The metro Atlanta jobless rate dipped in July on the strength of continued growth in business hiring, but unemployment remains painfully high and the job gains uneven.
The decline, from 8.8 percent to 8.6 percent, runs counter to a summer rise in the statewide rate. State officials said layoffs outside the metro area, along with federal spending cuts, may explain the opposite movements.
And while overall hiring is up, it barely skims the surface of the region’s pool of jobseekers.
The ratio of applicants to openings is still so lopsided that many employers don’t acknowledge candidate resumes, said jobseeker Cora Rucker, 38, of Atlanta.
“It is so discouraging. They should have the decency to respond. It is disrespectful.”
She has both a bachelor’s and master’s degree and has been searching for nearly two years, applying for jobs as a case manager in healthcare, non-profit organizations and state agencies.
“It’s been very trying. I am qualified. I am educated.”
Yet despite the struggles of many jobseekers, the economy – at least the private sector – now seems to be shifting into a higher gear of recovery. In some technology niches, companies say they are scrambling to find the skills they need.
Atlanta-based Sability, a human resources consulting firm, for example, typically hires professionals with an advanced degree, usually in engineering or computer science. The company expects to add as many as 20 people by the end of next year and has increasingly been looking for employees in other cities, said Scott Brown, company president.
“We’re on a good curve. Things have been picking up for us,” he said.
At the same time, government continues to jettison workers. In the past three months in metro Atlanta, government has shed 18,600 jobs. In that time, private payrolls have surged by 35,000 positions, according to the state Labor Department.
“The public sector is the only headwind facing the economy right now,” said Jeff Humphreys, director of the Selig Center for Economic Growth at the University of Georgia. “With state government, the job-cutting is behind us. With local government, we are partway there. And with the federal government we are just getting started.”

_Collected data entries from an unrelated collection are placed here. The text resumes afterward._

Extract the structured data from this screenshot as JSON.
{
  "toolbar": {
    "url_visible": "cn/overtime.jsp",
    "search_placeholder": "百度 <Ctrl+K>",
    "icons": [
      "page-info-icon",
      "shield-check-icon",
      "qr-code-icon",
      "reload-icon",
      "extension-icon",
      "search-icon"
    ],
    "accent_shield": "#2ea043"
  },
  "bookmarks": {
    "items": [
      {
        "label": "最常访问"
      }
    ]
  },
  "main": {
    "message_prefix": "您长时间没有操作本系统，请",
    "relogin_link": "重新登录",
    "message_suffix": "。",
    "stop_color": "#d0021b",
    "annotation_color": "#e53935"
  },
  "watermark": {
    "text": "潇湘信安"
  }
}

The metro jobless rate decline came just a week after officials reported Georgia’s jobless rate had increased from 8.5 to 8.8 percent. Unlike the data for Atlanta, the state’s jobless numbers are adjusted for seasonal variation.
Because metro Atlanta represents 58 percent of Georgia’s labor force, the unemployment rate of region and state often move in parallel.
But in July, layoffs in factories elsewhere in the state were about twice as large as in years past, according to the Labor Department. That shoved the rate higher for the state but didn’t affect metro Atlanta. Federal sequestration – budget and personnel cuts – also hit harder outside Atlanta.
The Atlanta economy is still 92,191 jobs shy of the pre-recession peak in late 2007 – despite nearly six years of population growth.
So while it’s encouraging that the metro Atlanta economy added 72,000 jobs during the past 12 months, it has not been enough to soak up the nearly quarter-of-a-million unemployed workers in the region. And the number of officially jobless does not include those who have stopped looking, gone back to school or are working part-time when they want more.
Lisa Eckman, 32, of Roswell, has tried big companies, non-profits, retail stores that pay the minimum wage. She has applied to be a receptionist, a data entry operator and a customer service rep, as well as work as a freelance photographer.
“I’ve searched Indeed, Monster, Craigslist, and directly through employers,” she said. “Usually I don’t get any response whatsoever. I do feel completely discouraged, especially when I come across incompetent employees that work in customer service.”
Her utilities are scheduled to be turned off this week and she’s received an eviction notice, she said.
“I am willing to take any legal or legit job because at this point I am desperate.”